The ad hoc press releases are available in the archive on the website. On the website, interested persons can also register for the distribution list for the ad hoc announcements. Contact details as well as a financial calendar with the important dates are also available on the website. Official notices concerning Datwyler are published in the Swiss Official Gazette of Commerce. Notices and invitations to registered shareholders are made in writing.
Trading blackout periods
Datwyler has an insider trading policy that sets out, among other things, the general blackout periods for trading in Datwyler shares or other Datwyler securities during the preparation of the annual and half-year reports. The trading blackout periods apply to all employees who are involved in the preparation of the annual report and half-year report or who have access to the relevant figures or systems. Access to confidential information makes these employees insiders. In addition to the members of the Board of Directors and Executive Management, these are employees from the Finance, IT and Communications departments. The general trading blackout periods apply from 1 January to the date of publication of the annual report and from 1 July to the date of publication of the half-year report.

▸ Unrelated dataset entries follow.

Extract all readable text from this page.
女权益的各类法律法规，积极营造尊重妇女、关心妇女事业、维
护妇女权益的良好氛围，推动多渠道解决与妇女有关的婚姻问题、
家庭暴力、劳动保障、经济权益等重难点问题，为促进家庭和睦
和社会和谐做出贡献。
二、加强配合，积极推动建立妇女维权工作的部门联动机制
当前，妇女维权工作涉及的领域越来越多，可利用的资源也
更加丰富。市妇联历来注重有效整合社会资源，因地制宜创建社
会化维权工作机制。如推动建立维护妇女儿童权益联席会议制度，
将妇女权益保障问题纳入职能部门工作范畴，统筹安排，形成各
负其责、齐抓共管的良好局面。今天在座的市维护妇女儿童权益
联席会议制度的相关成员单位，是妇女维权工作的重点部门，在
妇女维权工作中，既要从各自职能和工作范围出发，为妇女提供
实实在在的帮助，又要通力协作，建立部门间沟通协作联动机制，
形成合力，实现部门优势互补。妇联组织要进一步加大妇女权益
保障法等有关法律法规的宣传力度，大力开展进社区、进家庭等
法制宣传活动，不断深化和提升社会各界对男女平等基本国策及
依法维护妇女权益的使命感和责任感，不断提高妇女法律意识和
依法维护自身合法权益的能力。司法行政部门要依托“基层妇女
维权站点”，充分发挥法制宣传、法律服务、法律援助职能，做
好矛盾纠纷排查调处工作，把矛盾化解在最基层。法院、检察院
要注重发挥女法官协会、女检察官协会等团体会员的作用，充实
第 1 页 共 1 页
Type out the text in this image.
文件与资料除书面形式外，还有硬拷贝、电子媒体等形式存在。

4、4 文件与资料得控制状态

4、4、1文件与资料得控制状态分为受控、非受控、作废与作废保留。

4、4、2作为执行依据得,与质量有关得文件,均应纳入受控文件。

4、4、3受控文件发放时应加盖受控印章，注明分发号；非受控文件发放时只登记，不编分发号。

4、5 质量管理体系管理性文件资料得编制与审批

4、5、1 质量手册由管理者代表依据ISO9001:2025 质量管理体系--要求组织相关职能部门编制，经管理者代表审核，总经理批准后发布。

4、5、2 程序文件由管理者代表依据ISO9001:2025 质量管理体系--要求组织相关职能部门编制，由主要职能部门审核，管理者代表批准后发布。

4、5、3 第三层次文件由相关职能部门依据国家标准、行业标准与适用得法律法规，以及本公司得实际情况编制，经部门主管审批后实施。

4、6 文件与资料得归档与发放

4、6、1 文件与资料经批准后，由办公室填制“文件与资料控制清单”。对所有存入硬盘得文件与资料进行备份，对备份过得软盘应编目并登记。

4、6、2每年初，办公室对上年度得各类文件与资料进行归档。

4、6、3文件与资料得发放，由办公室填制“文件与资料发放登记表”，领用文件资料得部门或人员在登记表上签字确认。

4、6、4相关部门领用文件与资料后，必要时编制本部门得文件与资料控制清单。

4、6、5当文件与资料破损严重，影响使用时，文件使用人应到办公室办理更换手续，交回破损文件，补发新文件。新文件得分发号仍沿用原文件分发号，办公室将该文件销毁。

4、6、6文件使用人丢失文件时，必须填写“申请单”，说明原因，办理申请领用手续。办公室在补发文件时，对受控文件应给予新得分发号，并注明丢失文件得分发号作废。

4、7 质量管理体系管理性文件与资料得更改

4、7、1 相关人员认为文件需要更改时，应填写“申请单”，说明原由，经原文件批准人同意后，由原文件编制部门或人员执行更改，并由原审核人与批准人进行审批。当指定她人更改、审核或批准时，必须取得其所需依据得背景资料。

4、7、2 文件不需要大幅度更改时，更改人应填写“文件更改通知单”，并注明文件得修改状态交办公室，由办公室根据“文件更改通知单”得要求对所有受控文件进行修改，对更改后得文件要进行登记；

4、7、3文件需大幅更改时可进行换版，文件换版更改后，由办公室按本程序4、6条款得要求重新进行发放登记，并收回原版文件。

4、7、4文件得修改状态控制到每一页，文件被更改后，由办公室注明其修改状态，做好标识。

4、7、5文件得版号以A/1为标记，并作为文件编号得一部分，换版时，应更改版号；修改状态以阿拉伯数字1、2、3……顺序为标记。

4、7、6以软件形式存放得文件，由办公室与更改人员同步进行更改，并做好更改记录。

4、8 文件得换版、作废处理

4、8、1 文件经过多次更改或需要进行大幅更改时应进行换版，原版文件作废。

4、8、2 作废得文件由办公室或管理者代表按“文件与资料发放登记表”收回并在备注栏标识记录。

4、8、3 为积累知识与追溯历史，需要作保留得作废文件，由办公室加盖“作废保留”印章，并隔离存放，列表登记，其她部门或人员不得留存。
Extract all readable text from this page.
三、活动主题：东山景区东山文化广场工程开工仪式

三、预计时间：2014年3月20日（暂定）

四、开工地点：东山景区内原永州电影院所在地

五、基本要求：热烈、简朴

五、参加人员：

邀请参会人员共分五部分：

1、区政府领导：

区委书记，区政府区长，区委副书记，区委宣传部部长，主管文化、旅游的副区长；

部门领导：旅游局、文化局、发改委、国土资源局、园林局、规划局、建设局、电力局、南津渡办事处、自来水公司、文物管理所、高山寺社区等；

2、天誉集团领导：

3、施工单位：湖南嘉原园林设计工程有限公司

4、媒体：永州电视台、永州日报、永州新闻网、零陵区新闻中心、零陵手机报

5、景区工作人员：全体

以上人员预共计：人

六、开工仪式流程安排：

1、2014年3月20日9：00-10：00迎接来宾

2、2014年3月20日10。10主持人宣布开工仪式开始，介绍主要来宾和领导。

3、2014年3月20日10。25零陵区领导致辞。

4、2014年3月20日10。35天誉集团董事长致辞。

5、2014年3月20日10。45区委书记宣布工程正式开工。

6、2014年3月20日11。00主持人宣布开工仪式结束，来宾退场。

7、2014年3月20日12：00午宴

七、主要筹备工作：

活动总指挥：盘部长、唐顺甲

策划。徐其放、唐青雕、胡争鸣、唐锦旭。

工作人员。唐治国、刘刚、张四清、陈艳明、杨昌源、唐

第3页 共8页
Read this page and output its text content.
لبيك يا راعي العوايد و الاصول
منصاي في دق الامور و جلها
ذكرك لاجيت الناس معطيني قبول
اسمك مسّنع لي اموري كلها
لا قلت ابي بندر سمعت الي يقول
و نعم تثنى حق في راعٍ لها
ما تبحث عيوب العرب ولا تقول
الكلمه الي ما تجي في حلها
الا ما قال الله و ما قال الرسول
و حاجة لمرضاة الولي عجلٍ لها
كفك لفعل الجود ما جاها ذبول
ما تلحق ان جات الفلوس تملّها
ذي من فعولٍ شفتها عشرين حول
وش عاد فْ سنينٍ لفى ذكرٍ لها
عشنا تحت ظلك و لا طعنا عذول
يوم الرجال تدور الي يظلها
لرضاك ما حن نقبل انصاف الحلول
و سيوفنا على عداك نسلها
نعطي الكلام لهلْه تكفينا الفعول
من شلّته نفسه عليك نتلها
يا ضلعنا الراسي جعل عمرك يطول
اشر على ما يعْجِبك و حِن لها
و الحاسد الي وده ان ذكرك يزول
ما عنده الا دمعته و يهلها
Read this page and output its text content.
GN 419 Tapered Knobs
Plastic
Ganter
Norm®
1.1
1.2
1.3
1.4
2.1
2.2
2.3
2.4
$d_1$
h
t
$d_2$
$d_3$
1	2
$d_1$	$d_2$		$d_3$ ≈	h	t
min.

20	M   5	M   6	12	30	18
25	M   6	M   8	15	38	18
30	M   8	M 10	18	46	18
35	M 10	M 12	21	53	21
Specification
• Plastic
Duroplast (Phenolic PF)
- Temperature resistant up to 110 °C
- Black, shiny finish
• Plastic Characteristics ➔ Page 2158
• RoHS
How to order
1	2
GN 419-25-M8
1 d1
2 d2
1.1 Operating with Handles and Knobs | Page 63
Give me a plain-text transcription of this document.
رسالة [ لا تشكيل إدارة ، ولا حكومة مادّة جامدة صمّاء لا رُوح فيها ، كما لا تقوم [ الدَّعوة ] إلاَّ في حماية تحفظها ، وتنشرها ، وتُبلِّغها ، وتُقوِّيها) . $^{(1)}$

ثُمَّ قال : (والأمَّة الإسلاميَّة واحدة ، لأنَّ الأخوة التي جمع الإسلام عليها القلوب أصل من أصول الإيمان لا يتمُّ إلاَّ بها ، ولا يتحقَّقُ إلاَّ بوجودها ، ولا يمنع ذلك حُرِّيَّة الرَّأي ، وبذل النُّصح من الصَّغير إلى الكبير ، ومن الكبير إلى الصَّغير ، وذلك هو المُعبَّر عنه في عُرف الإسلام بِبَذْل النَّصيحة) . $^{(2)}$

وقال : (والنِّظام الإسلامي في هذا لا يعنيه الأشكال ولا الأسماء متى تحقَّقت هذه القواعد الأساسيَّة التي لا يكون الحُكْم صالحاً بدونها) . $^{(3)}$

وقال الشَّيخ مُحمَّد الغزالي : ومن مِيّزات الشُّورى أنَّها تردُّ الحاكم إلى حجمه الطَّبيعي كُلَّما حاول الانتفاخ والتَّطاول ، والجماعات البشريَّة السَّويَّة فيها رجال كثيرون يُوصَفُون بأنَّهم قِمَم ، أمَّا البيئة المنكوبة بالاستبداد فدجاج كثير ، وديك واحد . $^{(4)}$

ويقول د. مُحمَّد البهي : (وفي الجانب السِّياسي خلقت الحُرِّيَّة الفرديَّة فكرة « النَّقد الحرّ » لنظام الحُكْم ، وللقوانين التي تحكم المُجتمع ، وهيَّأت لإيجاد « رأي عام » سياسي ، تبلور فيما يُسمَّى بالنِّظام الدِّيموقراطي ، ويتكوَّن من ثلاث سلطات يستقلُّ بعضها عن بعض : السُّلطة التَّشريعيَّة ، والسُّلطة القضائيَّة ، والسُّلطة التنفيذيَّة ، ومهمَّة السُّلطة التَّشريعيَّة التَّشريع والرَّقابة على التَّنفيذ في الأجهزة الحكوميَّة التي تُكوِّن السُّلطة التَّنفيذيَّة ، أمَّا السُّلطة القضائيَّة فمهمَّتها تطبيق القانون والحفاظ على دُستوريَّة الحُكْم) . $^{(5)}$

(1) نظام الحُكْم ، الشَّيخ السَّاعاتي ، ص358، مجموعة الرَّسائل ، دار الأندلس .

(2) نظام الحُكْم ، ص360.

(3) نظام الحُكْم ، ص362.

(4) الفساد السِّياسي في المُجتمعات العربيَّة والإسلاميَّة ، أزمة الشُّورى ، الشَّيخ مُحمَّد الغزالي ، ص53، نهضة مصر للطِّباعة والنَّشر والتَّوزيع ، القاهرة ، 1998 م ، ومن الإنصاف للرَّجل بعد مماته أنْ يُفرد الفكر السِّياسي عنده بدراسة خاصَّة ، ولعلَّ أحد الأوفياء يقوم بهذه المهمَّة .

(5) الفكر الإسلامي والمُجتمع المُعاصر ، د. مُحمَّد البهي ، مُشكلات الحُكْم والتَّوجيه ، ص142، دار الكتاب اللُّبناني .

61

In the reporting year, the trading blackout periods therefore applied from 1 January 2023 to the morning of 8 February 2023 and from 1 July 2023 to the morning of 24 July 2023. The employees concerned are reminded twice a year by e-mail from the Chief Financial Officer of the legal basis, the general trading blackout periods and their duties as insiders. In the case of strategic projects that have the potential to significantly influence the Datwyler share price, the employees involved must sign a specific non-disclosure agreement including trading blackout periods. Failure to comply with the trading blackout periods has disciplinary consequences, up to and including dismissal. In principle, no exceptions to the trading blackout periods are granted.